昨日に続いて、「クォ・ワディス!」第二弾です。
昭和43年公開の映画に「黒部の太陽」というものがあります。
あの石原裕次をして、「人生を振り返ってみれば、どれもこれも一生の思い出だけど、その中でも、 やっぱりあのときは・・・と、思うのは、やはり『黒部の太陽』だな。」と言わしめた作品です。
当時の大スター、三船敏郎と石原裕次郎の夢の共演ということもあり、当時としては記録的な盛況をはくした一大傑作映画だそうです。
私も一度、見てみたいと思っているのですが、何でも石原裕次のこの映画への思い入れは相当の物があったようで、一般にDVD化などはされていないと聞きました。
ただ、DVD化はされておりませんが、先般、NHKプロジェクトXでも取り上げられましたので、あらましはご存じかとも思いますが、これは、関西電力が、7年の歳月513億円の巨費171人の犠牲者を出して完成した、「黒部第四ダム」の完成までの物語です。

映画自体のことは一旦、さておくとして、この工事の最中、破砕帯にぶつかったことで、泥流が噴き出し、にわかに、工事の先行きに暗雲がたれ込めたそうです。
このとき、報せを聞いた関西電力社長太田垣士郎氏は、幹部らを伴い、現場に急行。
駆けつけた太田垣社長らが、そこで見た物は、押しつぶされた掘削機械の残骸などが無造作に転がり、辺り一帯からは、大量の泥流が噴出している・・・。
太田垣社長は、しばらく、それをじっと見つめていたが、おもむろに、傍らにいた現場監督に向かい、「では、見せてもらおうか。

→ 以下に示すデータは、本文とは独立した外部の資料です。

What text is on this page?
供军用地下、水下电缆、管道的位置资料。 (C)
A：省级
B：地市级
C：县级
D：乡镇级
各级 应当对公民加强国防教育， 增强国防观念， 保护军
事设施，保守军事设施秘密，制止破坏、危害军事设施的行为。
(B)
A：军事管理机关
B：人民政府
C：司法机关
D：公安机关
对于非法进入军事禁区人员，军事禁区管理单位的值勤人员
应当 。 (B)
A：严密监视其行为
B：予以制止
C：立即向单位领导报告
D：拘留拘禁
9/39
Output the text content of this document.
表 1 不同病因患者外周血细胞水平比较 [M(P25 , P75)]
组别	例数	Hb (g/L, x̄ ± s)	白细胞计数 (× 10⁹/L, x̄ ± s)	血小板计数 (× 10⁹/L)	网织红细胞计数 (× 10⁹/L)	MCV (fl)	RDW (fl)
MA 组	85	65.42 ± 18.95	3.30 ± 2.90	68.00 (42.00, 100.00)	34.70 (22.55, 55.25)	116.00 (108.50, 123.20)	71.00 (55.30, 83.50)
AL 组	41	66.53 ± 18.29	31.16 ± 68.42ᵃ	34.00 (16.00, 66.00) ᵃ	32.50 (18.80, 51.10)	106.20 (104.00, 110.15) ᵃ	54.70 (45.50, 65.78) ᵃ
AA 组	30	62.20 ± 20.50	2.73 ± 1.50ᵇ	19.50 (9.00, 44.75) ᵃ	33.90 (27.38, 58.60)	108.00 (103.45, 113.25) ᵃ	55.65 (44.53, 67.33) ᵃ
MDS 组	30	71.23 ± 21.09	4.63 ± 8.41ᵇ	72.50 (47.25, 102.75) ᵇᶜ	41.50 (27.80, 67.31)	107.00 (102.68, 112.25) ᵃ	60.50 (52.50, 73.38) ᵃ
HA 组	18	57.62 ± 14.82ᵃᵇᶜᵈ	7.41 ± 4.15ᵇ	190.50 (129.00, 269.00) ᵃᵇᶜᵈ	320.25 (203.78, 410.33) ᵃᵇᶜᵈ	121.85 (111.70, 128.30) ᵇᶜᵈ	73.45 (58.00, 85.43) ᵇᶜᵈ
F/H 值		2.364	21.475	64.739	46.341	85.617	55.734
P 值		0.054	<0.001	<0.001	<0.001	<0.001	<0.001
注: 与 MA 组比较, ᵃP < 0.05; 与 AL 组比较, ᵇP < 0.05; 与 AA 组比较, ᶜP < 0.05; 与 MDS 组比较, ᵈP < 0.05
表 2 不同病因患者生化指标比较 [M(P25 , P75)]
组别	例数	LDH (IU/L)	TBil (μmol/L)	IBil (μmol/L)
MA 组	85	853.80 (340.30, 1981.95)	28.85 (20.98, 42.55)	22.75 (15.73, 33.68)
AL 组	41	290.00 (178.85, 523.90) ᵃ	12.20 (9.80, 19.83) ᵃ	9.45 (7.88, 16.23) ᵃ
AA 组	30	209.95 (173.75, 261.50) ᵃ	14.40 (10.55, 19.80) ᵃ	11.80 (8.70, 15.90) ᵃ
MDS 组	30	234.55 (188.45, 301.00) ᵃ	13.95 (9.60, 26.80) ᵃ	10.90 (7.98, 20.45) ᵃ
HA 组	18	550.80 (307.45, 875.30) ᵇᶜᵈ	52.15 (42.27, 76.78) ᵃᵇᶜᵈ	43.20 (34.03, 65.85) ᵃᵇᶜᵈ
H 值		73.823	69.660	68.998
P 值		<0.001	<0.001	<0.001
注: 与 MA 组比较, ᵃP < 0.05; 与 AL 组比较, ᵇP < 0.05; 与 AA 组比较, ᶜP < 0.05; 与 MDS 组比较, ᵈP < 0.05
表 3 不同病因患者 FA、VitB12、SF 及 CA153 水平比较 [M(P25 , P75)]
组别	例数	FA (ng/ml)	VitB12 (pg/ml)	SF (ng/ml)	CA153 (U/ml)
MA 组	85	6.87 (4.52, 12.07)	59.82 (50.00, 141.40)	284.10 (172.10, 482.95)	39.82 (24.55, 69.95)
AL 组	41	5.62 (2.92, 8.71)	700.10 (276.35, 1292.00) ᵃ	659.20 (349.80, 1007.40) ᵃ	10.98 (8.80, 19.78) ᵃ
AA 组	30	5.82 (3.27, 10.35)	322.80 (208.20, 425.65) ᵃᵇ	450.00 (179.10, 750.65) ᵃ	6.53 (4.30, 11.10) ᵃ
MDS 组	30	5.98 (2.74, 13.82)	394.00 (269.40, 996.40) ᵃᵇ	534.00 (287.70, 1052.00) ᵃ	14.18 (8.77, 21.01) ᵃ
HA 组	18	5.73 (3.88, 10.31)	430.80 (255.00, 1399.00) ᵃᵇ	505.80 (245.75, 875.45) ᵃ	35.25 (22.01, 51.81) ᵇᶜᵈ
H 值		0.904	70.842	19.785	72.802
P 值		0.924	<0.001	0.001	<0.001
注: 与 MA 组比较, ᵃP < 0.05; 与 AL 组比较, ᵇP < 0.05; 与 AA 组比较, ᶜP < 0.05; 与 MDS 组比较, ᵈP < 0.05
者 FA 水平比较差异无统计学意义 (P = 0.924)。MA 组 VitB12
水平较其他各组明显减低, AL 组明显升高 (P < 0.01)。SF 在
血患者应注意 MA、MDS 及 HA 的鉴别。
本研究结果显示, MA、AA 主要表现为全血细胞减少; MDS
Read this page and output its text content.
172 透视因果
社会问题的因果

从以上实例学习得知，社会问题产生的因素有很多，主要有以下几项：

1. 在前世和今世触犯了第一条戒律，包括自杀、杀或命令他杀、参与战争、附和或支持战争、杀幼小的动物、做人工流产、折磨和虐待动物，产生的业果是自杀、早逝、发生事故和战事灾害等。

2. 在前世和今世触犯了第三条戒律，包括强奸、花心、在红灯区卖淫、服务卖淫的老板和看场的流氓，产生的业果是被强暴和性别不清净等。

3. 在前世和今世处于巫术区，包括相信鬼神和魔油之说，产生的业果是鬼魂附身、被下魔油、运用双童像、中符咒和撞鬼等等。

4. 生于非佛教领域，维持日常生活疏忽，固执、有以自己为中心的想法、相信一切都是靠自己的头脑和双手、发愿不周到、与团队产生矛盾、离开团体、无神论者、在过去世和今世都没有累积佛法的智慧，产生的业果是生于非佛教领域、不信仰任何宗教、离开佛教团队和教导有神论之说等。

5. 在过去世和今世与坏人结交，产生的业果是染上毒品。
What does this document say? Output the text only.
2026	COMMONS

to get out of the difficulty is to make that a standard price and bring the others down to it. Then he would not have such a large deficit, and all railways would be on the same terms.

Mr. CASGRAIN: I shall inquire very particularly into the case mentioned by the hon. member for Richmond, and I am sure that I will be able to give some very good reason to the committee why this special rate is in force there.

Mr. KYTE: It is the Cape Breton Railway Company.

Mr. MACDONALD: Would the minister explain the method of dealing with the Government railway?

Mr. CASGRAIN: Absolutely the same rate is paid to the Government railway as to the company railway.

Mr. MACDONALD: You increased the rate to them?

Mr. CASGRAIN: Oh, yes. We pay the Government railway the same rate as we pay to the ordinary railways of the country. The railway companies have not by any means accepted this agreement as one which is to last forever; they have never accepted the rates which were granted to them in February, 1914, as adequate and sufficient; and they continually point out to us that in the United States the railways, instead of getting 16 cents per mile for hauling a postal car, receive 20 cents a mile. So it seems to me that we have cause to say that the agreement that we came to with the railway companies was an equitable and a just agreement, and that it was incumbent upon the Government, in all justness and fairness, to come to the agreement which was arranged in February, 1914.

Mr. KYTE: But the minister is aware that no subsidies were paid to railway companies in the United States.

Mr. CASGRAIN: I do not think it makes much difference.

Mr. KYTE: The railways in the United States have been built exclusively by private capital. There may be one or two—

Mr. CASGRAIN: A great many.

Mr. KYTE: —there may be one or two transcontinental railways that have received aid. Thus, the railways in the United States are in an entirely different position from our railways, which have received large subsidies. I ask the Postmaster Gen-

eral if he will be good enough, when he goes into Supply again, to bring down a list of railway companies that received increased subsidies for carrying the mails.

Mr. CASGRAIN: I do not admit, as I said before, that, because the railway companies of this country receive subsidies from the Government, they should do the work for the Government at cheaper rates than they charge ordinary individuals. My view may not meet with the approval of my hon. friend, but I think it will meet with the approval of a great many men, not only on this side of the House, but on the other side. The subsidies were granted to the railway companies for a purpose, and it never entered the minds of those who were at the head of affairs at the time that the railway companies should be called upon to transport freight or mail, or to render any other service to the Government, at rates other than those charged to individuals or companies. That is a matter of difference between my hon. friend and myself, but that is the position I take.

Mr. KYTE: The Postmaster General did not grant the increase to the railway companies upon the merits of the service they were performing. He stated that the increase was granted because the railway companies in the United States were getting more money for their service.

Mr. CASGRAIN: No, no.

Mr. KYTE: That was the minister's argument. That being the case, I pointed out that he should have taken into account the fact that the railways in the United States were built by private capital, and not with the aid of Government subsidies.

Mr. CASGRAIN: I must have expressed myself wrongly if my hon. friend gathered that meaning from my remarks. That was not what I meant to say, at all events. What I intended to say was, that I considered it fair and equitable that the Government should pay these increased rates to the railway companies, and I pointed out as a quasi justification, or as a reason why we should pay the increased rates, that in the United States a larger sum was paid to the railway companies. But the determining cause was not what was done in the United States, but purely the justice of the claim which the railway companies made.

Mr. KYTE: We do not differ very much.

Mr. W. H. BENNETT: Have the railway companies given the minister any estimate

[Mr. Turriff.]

」と言葉をかけたそうです。
現場監督は慌てて、「いつ地崩れがあるかわかりませんし、ガスが発生しているところもあって大変危険です!おやめ下さい!」とこれを押しとどめる・・・。
それに対しての、太田垣社長の一言。
「その危険なところで作業させているのは、社長の僕なんだよ。」
そして、笑みを浮かべると、「さあ、案内してもらおうかね。」と言い、狭い坑道の中を一列になって入っていくと、泥流の中で悪戦苦闘している坑夫たちに、「ご苦労さん、ご苦労さん。」と、声をかけてまわったそうです。

太田垣氏の死後も、このとき同行した関西電力の幹部たちは、社長のこの一言が、いつまでも耳に残っていたと言います。

「クォ・ワディス!」です。御同輩。